Here are some powerful questions that span the areas that impact an employee’s ability to thrive:
Voice & Influence
“Can you share an example of a time when employee feedback changed a leadership decision?”
Respect & Conflict
“How does your team handle disagreement or pushback, especially if it comes from someone newer or at a lower level?”
Growth & Individuality
“How do you help employees grow while honoring their unique strengths and working styles?”
Integrity & Values
“Tell me about a time the company had to choose between profit and doing what was right for employees or customers. What happened?”
Belonging & Fit
“What do your happiest, most successful employees have in common, and how different are their personalities and approaches?”
Work-Life Health
“What rhythms, boundaries, or supports are in place to help employees maintain energy and balance?”
Asking these questions signals that you’re not just looking for a job, you’re looking for the right job. One where you can bring passion, creativity, and your full self.
Imposter syndrome says: “I should be grateful if they’ll take me.”
Wisdom says: “I’m bringing fire to the table, and I need to place it somewhere it won’t be smothered.”
A Word to Interviewers
If you’re hiring, ask yourself: are you only selecting candidates who fit neatly into your mold? The ones who don’t ask many questions? The ones who seem easy because they don’t require much in return?
That’s not a sign of a perfect candidate, it’s a sign of a performer. Someone playing the role of “ideal employee” in the interview, instead of showing you who they really are. That might look good at first, but it’s also the person most likely to grow quietly resentful when their real needs aren’t met.
Hiring isn’t just about KPIs, credentials, or whether someone can do the role. It’s about whether they can do it with passion. Whether the role inspires them to bring their best energy, not just clock in.
The interview process shouldn’t be a cold performance. It’s humans meeting humans, trying to decide if this is a place worth giving the best hours of their lives to. When both sides come in authentic, asking, listening, and revealing their real needs, that’s when real fit happens.
Final Thoughts
I want to acknowledge something important: having the freedom to be selective in your job search is a privilege. Not everyone can walk into an interview and demand alignment with their deepest values. Financial realities, debt, medical bills, children, or other dependents, often take precedence. Survival sometimes means bending yourself to fit a mold, because security comes first. I know this, because I’ve been in that place before.

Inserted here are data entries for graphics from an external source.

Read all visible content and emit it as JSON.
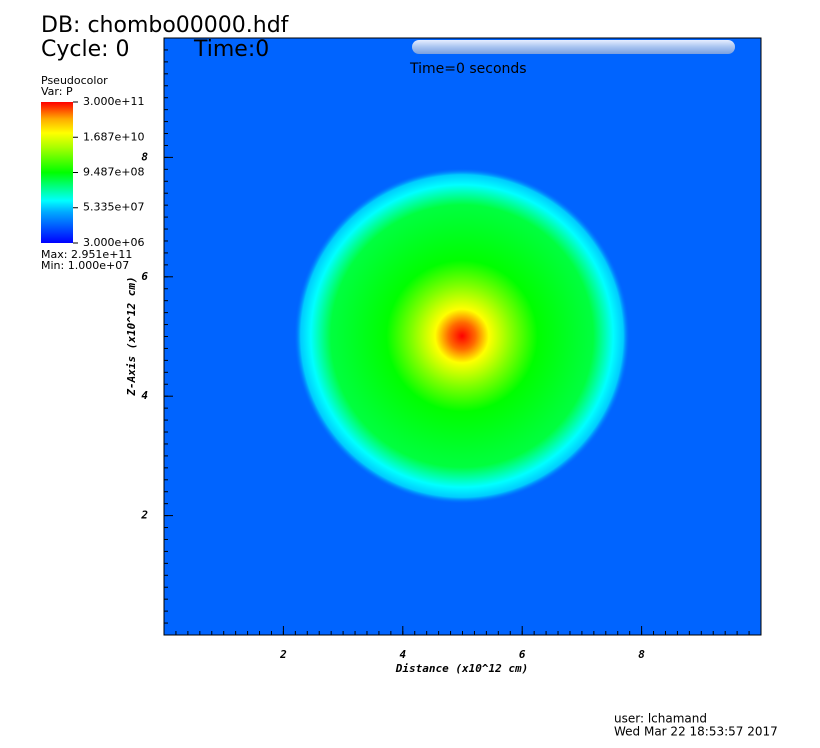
{
  "chart_data": {
    "type": "pseudocolor",
    "database": "DB: chombo00000.hdf",
    "cycle": "Cycle: 0",
    "time": "Time:0",
    "time_annotation": "Time=0 seconds",
    "plot_name": "Pseudocolor",
    "variable": "Var: P",
    "max_label": "Max:  2.951e+11",
    "min_label": "Min:  1.000e+07",
    "user": "user: lchamand",
    "date": "Wed Mar 22 18:53:57 2017",
    "xlabel": "Distance (x10^12 cm)",
    "ylabel": "Z-Axis (x10^12 cm)",
    "xlim": [
      0,
      10
    ],
    "xticks": [
      2,
      4,
      6,
      8
    ],
    "ylim": [
      0,
      10
    ],
    "yticks": [
      2,
      4,
      6,
      8
    ],
    "colorbar": {
      "log_scale": true,
      "lim": [
        3000000,
        300000000000
      ],
      "ticks": [
        {
          "value": 3000000,
          "label": "3.000e+06"
        },
        {
          "value": 53350000,
          "label": "5.335e+07"
        },
        {
          "value": 948700000,
          "label": "9.487e+08"
        },
        {
          "value": 16870000000,
          "label": "1.687e+10"
        },
        {
          "value": 300000000000,
          "label": "3.000e+11"
        }
      ]
    }
  }
}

If that’s where you are now, take heart. It doesn’t have to be forever. Even if it feels idealistic, there is another way. Each step you take to honor more of your true self in your work is a step toward change. And collectively, we can shift organizations from the inside out, not by erasing ourselves, but by showing up authentically, asking better questions, and demanding workplaces that make room for human thriving.
The tradeoff of silence is too costly. Your voice matters, your values matter, and your ability to shine matters. The right fit won’t require you to erase yourself. It will help you burn brighter.